As a mere matter of fact, I don’t think that anyone is ever really convinced of the truth of psychoanalytical claims in the way that Michael desires. I know that I wasn’t. Instead I gradually developed a sensibility, a living grasp of what the core psychoanalytical concepts mean, a grasp that took root over time in my own self-understanding and in my understanding of my patients and colleagues and friends. Case studies, stories, self-reflection, films, chance observations, learning from painful interactions in a relationship: these are the teaching fields of psychoanalytical theory. Furthermore, if someone is emotionally closed to such understanding, and either will not or cannot engage the psychoanalytic sensibility or mode of knowing, then I think that no amount of rational argument or attempted demonstration will be able to convince them. The meaning of the key psychoanalytical terms presupposes and cannot found the psychoanalytical sensibility - or they are at best internally related to one another. I don’t think this makes it any kind of closed circle, however – any more than psychological or musical or ethnographic or aesthetic or mathematical understanding is closed. Thankfully we can enter into the spirit of this or that human enquiry through routes other than inference! The same goes for allegations that it is a cult. The irreducible sui generisity of, more generally, humane understanding cannot make it a cult, and neither does it make for cultishness in psychoanalysis.

In fact isn't it like this: The person worried about cultishness thinks that viewing psychoanalytic discourse as a language-game with its own rules of representation and norms of correctness risks immunising it from criticism. But what are they thinking? Perhaps they are imagining that a language-game is some kind of description of an aspect of reality, or is correct or incorrect. Perhaps it does or does not cut 'nature' (whatever that putative generic object is supposed to be!) at its joints. (Talk of 'nature' already smacks mightily of a subliming of the logic of one's language!) But the whole point of talk of 'language games' is an acknowledgement that here we are having to do not with representations but with rules for representation.
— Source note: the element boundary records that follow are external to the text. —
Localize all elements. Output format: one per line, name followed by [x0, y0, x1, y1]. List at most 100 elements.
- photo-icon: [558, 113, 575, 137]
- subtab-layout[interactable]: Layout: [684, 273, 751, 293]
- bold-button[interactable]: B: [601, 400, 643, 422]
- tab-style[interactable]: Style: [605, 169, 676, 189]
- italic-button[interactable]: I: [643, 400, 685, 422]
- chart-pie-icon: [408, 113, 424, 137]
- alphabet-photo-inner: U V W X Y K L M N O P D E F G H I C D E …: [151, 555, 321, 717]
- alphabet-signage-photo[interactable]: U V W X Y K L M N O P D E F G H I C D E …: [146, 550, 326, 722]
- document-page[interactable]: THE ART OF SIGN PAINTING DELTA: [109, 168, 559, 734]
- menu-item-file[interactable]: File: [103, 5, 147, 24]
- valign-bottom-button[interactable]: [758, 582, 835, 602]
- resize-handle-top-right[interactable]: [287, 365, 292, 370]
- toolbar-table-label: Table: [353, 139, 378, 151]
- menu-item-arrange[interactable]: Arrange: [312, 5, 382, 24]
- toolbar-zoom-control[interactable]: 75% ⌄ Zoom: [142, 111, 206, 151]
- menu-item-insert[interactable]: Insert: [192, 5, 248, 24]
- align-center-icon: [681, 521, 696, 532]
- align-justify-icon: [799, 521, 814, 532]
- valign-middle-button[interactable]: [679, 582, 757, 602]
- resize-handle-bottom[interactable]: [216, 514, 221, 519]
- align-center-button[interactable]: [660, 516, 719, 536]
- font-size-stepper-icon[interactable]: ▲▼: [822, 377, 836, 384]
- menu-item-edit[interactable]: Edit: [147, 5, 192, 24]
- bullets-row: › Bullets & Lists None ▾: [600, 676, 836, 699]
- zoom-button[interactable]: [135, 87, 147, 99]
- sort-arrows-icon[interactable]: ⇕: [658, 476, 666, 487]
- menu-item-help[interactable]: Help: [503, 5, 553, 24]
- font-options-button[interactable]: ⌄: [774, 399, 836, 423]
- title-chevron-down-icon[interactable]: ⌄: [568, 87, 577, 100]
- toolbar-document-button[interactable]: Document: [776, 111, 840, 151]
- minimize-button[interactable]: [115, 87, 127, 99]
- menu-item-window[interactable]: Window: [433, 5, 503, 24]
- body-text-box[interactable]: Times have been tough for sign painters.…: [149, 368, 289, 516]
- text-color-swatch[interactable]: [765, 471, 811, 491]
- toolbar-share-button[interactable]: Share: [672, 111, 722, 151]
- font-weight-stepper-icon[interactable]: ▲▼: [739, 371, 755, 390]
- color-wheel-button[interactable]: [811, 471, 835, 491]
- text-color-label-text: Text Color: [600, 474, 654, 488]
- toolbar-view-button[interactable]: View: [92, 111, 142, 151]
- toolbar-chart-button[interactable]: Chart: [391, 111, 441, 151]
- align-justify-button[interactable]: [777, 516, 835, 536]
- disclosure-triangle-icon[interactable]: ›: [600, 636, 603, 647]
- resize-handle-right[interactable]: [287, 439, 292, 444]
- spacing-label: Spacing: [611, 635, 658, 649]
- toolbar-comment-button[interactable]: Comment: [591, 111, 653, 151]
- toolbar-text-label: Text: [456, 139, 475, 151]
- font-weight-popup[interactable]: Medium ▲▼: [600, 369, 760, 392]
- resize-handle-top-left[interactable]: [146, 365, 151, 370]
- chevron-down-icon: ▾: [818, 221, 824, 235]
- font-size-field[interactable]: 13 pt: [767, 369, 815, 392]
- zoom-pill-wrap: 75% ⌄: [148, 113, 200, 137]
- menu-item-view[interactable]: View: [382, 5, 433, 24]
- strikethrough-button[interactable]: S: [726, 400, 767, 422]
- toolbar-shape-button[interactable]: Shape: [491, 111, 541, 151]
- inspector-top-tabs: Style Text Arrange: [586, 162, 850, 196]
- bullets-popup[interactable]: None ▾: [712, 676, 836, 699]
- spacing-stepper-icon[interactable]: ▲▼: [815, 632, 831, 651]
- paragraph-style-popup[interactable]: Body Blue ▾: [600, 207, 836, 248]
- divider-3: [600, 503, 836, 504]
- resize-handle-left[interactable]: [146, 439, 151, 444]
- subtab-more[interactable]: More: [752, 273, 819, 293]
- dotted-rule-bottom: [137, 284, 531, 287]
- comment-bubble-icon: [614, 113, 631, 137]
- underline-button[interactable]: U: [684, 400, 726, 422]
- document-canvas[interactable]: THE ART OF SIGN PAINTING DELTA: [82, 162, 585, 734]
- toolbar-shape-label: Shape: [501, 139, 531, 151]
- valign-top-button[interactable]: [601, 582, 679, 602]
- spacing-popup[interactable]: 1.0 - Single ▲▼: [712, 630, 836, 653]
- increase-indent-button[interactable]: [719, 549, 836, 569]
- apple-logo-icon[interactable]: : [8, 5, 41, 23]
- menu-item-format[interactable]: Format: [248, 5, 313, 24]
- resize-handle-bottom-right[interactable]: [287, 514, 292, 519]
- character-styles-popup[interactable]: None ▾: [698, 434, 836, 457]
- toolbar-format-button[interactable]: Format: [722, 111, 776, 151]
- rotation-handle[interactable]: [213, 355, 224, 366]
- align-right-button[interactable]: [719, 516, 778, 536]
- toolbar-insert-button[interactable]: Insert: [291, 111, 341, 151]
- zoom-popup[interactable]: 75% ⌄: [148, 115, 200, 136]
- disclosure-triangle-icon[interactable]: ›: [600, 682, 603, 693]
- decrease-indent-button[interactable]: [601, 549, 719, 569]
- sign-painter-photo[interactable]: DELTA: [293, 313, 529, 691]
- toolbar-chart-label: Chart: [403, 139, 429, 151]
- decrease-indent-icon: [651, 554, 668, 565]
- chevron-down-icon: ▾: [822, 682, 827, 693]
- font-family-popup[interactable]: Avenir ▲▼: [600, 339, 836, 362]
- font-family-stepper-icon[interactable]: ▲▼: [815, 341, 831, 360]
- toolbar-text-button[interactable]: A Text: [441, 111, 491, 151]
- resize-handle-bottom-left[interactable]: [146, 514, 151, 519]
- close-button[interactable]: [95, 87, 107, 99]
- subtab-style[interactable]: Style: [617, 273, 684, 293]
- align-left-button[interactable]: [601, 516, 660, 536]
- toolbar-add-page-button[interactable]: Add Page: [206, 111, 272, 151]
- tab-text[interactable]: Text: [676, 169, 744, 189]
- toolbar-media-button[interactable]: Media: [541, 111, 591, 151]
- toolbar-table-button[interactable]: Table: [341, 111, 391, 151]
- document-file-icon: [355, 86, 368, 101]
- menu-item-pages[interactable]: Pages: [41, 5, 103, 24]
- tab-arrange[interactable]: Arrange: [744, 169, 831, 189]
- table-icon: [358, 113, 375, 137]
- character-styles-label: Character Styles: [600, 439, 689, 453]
Standards of correctness are not themselves correct or incorrect - for that would just, weirdly, presuppose further standards of correctness which are, presumably, on pain of infinite regress, not themselves helpfully thought of as correct or incorrect. So whereas a cult believer is claiming a correct representation of how things really are, the psychoanalytic pundit is instead, in their core claims, articulating what things really being so amounts to, as regards our unconscious life. In the end, not only does psychoanalysis give us the psychological concepts to explicate just what cultishness itself consists in (i.e. splitting, projection, idealisation, identification, delusion, wish-fulfilment, etc.), but the 'grammatical' rather than 'representational' character of its core claims is precisely what makes for particular judgements made in psychoanalytic mode themselves being thought of as, intelligibly, correct or incorrect. Without logically inviolable rules of representation we are never going to come upon empirically violable representational judgements.